No estudo de Wen e colaboradores,25 onde os autores também utilizaram o SF-12, foi constatado uma qualidade de vida significativamente menor em indivíduos moradores de áreas atingidas por uma inundação, comparando-os a indivíduos residentes de áreas próximas, porém não atingidas. Ainda encontraram que ambos os domínios, físico e mental, foram correlacionados negativamente com sintomas de estresse pós-traumático. Outro estudo avaliou uma população semelhante, porém através do SF-36, e encontrou qualidade de vida consideravelmente mais baixa nesses atingidos, quando comparados com indivíduos da mesma faixa etária, porém não atingidos.26 Ressalta-se que as populações avaliadas nesses estudos, tiveram grandes perdas materiais, o que pode agravar de forma significativa seu estado emocional.

No presente estudo foi demonstrado que o número de indivíduos com sintomas depressivos (BDI = 10) foi clinicamente significativo em relação à amostra total. Em relação aos níveis de ansiedade na amostra estudada, observou-se que mais da metade apresentou níveis moderados, sugerindo que eventos traumáticos, como o incêndio ocorrido na Boate Kiss, ocasionam uma grande influência sobre o estado emocional dos indivíduos.

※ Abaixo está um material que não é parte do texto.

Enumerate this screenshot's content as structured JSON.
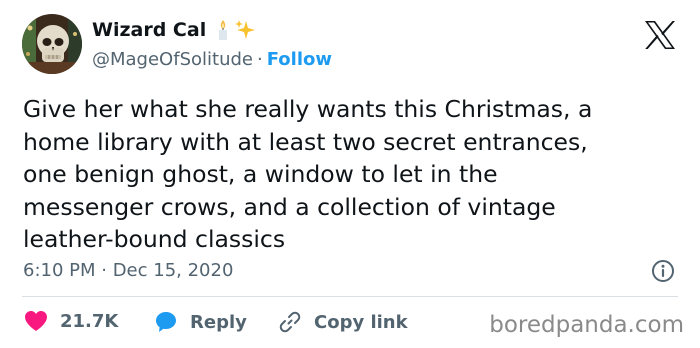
{
  "author": {
    "name": "Wizard Cal",
    "handle": "@MageOfSolitude",
    "separator": "·",
    "follow_label": "Follow",
    "name_emojis": [
      "candle-icon",
      "sparkles-icon"
    ]
  },
  "platform_icon": "x-logo-icon",
  "tweet": {
    "text": "Give her what she really wants this Christmas, a\nhome library with at least two secret entrances,\none benign ghost, a window to let in the\nmessenger crows, and a collection of vintage\nleather-bound classics",
    "timestamp": "6:10 PM · Dec 15, 2020"
  },
  "actions": {
    "like_count": "21.7K",
    "reply_label": "Reply",
    "copy_link_label": "Copy link"
  },
  "watermark": "boredpanda.com",
  "colors": {
    "accent": "#1d9bf0",
    "like": "#f91880",
    "text": "#0f1419",
    "muted": "#536471"
  }
}
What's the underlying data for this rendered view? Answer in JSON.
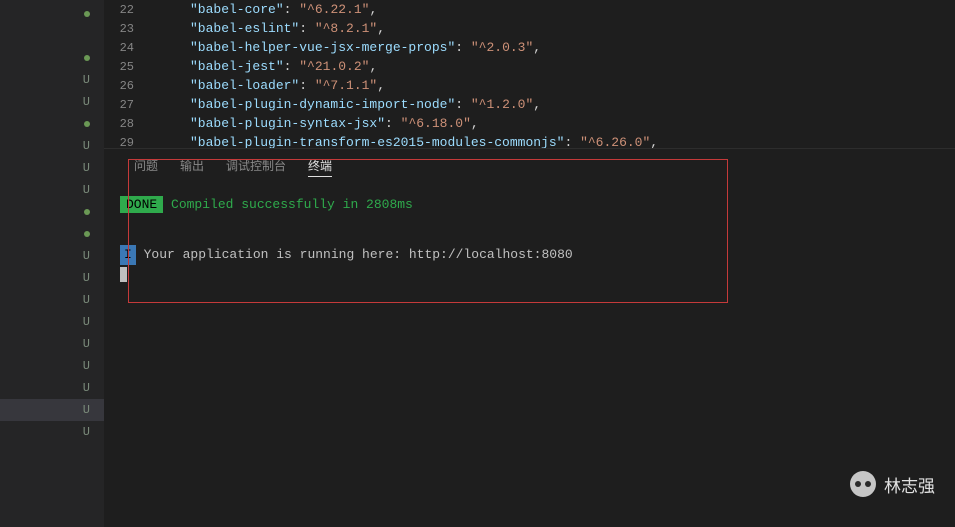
{
  "sidebar": [
    {
      "type": "dot"
    },
    {
      "type": "blank"
    },
    {
      "type": "dot"
    },
    {
      "type": "u",
      "label": "U"
    },
    {
      "type": "u",
      "label": "U"
    },
    {
      "type": "dot"
    },
    {
      "type": "u",
      "label": "U"
    },
    {
      "type": "u",
      "label": "U"
    },
    {
      "type": "u",
      "label": "U"
    },
    {
      "type": "dot"
    },
    {
      "type": "dot"
    },
    {
      "type": "u",
      "label": "U"
    },
    {
      "type": "u",
      "label": "U"
    },
    {
      "type": "u",
      "label": "U"
    },
    {
      "type": "u",
      "label": "U"
    },
    {
      "type": "u",
      "label": "U"
    },
    {
      "type": "u",
      "label": "U"
    },
    {
      "type": "u",
      "label": "U"
    },
    {
      "type": "u",
      "label": "U",
      "highlight": true
    },
    {
      "type": "u",
      "label": "U"
    }
  ],
  "code": [
    {
      "n": "22",
      "key": "babel-core",
      "val": "^6.22.1"
    },
    {
      "n": "23",
      "key": "babel-eslint",
      "val": "^8.2.1"
    },
    {
      "n": "24",
      "key": "babel-helper-vue-jsx-merge-props",
      "val": "^2.0.3"
    },
    {
      "n": "25",
      "key": "babel-jest",
      "val": "^21.0.2"
    },
    {
      "n": "26",
      "key": "babel-loader",
      "val": "^7.1.1"
    },
    {
      "n": "27",
      "key": "babel-plugin-dynamic-import-node",
      "val": "^1.2.0"
    },
    {
      "n": "28",
      "key": "babel-plugin-syntax-jsx",
      "val": "^6.18.0"
    },
    {
      "n": "29",
      "key": "babel-plugin-transform-es2015-modules-commonjs",
      "val": "^6.26.0"
    }
  ],
  "tabs": {
    "problems": "问题",
    "output": "输出",
    "debug": "调试控制台",
    "terminal": "终端"
  },
  "terminal": {
    "done_badge": "DONE",
    "done_msg": " Compiled successfully in 2808ms",
    "i_badge": "I",
    "app_msg": "  Your application is running here: http://localhost:8080"
  },
  "watermark": {
    "name": "林志强"
  }
}
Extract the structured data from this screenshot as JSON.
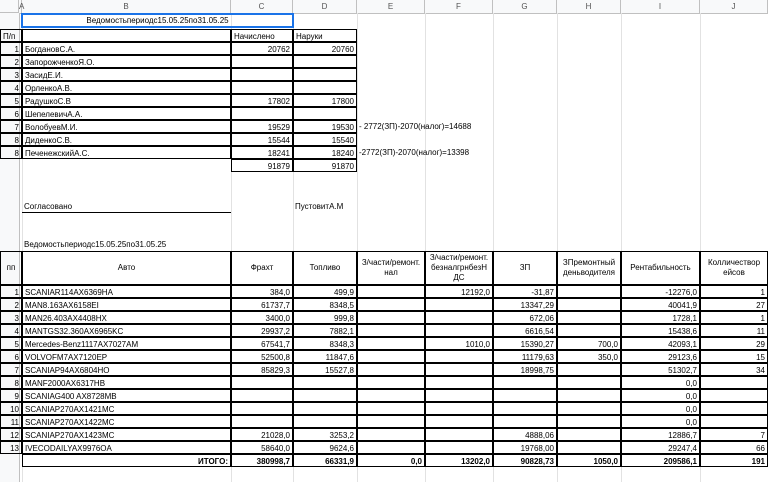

Tais resultados vão ao encontro de achados de outros estudosnos quais demonstram o profundo impacto de diferentes desastres sobre a saúde física e mental de sobreviventes, sendo possível observar medo, estresse, insônia e depressão.6,27,28

Apesar da amostra estudada ser constituída em sua maioria por mulheres, identificou-se que as mesmas apresentaram maiores índices de depressão e ansiedade quando comparadas aos homens. Essas variáveis foram analisadas anteriormente em populações afetadas por diferentes tipos de desastres, sendo que os autores também encontraram uma maior prevalência de sintomas depressivos e maiores índices de ansiedade no sexo feminino.29,30

Constatou-se neste estudo uma maior prevalência de depressão e ansiedade nos indivíduos que não sofreram trauma físico. Ao comparar tal achados aos demais encontrados na literatura, também foi constatado que sobreviventes de desastres que não sofreram danos corporais, como queimaduras, apresentaram maiores níveis de depressão e ansiedade do que os indivíduos que sofreram além do trauma emocional, o trauma físico.6,31 Schneider e colaboradores6 sugerem que o trauma emocional é mais impactante na qualidade de vida e depressão, do que o trauma físico.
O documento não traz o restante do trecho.